The article includes the complete Revision and Reflection Assignment as well as a table reporting the assessment results; other data are available online (587). The assignment called for specific features in the reflection, which the authors characterize as “narrating progress, engaging teacher commentary, and making self-directed choices” (584).

The authors report that 28% of samples demonstrated substantive revision, while 44% showed moderate revision and 28% editorial revision. The reflection portion of the assignment garnered 19% excellent responses, 55% that were adequate, and 26% that were inadequate (587).
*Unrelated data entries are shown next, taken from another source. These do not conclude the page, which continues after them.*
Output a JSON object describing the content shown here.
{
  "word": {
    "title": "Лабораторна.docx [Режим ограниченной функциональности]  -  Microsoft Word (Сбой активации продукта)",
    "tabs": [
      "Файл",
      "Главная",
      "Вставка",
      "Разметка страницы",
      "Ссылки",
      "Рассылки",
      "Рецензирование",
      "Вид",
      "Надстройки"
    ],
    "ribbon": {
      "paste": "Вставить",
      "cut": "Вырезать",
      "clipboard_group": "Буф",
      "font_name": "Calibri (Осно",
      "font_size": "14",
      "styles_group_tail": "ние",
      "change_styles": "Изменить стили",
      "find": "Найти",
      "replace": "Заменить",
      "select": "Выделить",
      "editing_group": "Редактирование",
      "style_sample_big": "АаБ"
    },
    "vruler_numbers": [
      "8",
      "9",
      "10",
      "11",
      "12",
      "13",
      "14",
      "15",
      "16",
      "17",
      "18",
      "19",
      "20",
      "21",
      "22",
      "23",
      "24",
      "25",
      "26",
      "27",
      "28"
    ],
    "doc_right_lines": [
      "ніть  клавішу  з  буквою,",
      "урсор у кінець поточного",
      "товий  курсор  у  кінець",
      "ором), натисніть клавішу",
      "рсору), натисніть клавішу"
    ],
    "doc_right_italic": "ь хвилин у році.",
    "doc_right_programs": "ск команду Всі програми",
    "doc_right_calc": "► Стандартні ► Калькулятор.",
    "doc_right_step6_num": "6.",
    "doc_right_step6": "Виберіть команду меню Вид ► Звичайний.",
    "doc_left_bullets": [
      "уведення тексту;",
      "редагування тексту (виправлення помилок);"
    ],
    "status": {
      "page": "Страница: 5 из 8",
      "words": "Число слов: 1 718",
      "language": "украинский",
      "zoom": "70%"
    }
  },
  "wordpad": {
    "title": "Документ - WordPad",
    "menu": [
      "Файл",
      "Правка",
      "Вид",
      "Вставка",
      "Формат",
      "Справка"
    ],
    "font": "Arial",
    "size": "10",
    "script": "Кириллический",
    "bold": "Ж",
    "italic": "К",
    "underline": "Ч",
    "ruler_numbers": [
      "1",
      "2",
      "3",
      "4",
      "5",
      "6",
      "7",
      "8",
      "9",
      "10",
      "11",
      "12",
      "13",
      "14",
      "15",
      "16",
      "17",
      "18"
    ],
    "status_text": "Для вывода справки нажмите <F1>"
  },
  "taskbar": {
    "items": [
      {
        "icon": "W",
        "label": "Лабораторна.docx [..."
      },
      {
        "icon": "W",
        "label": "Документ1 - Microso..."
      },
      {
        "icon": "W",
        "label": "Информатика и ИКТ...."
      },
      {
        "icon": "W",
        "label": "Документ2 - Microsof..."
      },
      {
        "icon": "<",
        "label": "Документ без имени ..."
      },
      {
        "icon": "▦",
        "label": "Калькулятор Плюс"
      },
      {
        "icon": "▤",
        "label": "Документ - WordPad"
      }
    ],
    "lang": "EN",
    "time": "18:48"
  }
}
The “Narrative of Progress” invites students to explore the skills and concepts they feel they have incorporated into their writing process over the course of the semester. Lindenman et al. note that such narratives have been critiqued for inviting students to write “ingratiat[ing]” responses that they think teachers want to hear as well as for encouraging students to emphasize “personal growth” rather than a deeper understanding of rhetorical possibilities (588).
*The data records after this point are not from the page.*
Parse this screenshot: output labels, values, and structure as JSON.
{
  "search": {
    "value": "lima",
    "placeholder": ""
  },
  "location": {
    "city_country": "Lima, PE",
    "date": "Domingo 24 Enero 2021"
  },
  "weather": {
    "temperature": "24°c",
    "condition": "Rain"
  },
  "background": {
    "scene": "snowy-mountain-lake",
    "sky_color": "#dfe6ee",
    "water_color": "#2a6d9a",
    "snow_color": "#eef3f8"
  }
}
They include an example of a student who wrote about his struggles to develop stronger theses and who, in fact, showed considerable effort to address this issue in his revision, as well as an example of a student who wrote about “her now capacious understanding of revision in her memo” but whose “revised essay does not carry out or enact this understanding” (591). The authors report finding “many instances” where students made such strong claims but did not produce revisions that “actualiz[ed] their assertions” 591. Lindenman et al. propose that such students may have increased in their awareness of concepts, but that this awareness “was not enough to help them translate their new knowledge into practice within the context of their revisions” (592).

The section of student response to teacher commentary distinguishes between students for whom teachers’ comments served as “a heuristic” that allowed the student to take on roles as “agents” and the “majority” of students, who saw the comments as “a set of directions to follow” (592). Students who made substantive revisions, according to the authors, were able to identify issues called up the teacher feedback and respond to these concerns in the light of their own goals (594). While students who made “editorial” changes actually mentioned teacher comments more often (595), the authors point to shifts to first person in the reflective memos paired with visible revisions as an indication of student ownership of the process (593).
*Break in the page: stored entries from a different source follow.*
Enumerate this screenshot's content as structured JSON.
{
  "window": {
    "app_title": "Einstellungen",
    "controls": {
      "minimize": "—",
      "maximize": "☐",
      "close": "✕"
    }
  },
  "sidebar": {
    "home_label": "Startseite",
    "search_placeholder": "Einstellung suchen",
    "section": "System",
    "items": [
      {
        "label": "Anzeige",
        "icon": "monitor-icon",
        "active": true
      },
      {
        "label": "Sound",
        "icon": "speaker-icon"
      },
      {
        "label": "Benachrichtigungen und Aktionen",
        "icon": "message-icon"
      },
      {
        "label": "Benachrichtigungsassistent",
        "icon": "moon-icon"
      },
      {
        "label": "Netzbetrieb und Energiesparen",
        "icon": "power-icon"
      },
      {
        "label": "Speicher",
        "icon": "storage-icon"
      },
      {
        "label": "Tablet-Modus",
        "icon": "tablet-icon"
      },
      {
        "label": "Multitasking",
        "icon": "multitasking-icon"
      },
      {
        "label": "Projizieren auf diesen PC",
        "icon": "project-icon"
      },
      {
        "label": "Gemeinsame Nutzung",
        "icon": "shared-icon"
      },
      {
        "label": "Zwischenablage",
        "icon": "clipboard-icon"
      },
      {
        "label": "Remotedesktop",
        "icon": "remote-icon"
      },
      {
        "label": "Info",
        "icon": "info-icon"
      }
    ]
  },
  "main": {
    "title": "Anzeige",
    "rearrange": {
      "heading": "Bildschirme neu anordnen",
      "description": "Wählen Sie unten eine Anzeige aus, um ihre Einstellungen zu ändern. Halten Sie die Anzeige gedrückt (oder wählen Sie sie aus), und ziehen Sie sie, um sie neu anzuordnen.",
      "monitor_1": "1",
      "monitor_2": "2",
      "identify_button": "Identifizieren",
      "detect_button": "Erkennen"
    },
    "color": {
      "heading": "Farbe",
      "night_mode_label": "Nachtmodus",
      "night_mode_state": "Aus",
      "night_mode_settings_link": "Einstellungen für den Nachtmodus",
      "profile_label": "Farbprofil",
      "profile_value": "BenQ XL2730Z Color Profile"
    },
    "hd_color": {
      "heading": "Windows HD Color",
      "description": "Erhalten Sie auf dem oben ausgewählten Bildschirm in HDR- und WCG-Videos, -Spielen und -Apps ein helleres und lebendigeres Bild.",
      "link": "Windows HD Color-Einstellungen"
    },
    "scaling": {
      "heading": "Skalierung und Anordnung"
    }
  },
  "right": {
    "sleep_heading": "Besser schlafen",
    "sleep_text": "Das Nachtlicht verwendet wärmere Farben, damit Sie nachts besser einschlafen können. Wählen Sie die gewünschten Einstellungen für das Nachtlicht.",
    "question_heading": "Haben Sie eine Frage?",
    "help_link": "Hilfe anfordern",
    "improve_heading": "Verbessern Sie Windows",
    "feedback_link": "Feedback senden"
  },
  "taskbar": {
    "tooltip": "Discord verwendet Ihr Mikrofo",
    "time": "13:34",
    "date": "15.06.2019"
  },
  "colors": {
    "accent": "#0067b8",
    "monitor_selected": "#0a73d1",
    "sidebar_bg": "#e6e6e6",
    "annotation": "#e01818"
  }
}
Analysis of “self-directed metacognitive practice” similarly found that students whose strong reflective statements were supported by actual revision showed evidence of “reach[ing] beyond advice offered by teachers or peers” (598). The authors note that, in contrast, “[a]nother common issue among self-directed, nonsubstantive revisers” was the expenditure of energy in the reflections to “convince their instructors that the editorial changes they made throughout their essays were actually significant” (600; emphasis original).

Lindenman et al. posit that semester progress-narratives may be “too abstracted from the actual practice of revision” and recommend that students receive “intentional instruction” to help them see how revision and reflection inform each other (601). They report changes to their assignment to foreground “the why of revision over the what” (602; emphasis original), and to provide students with a visual means of seeing their actual work via “track changes” or “compare documents” while a revision is still in progress (602).

A third change encourages more attention to the interplay between reflection and revision; the authors propose a “hybrid threshold concept: reflective revision” (604; emphasis original).

The authors find their results applicable to portfolio grading, in which, following the advice of Edward M. White, teachers are often encouraged to give more weight to the reflections than to the actual texts of the papers. The authors argue that only by examining the two components “in light of each other” can teachers and scholars fully understand the role that reflection can play in the development of metacognitive awareness in writing (604; emphasis original).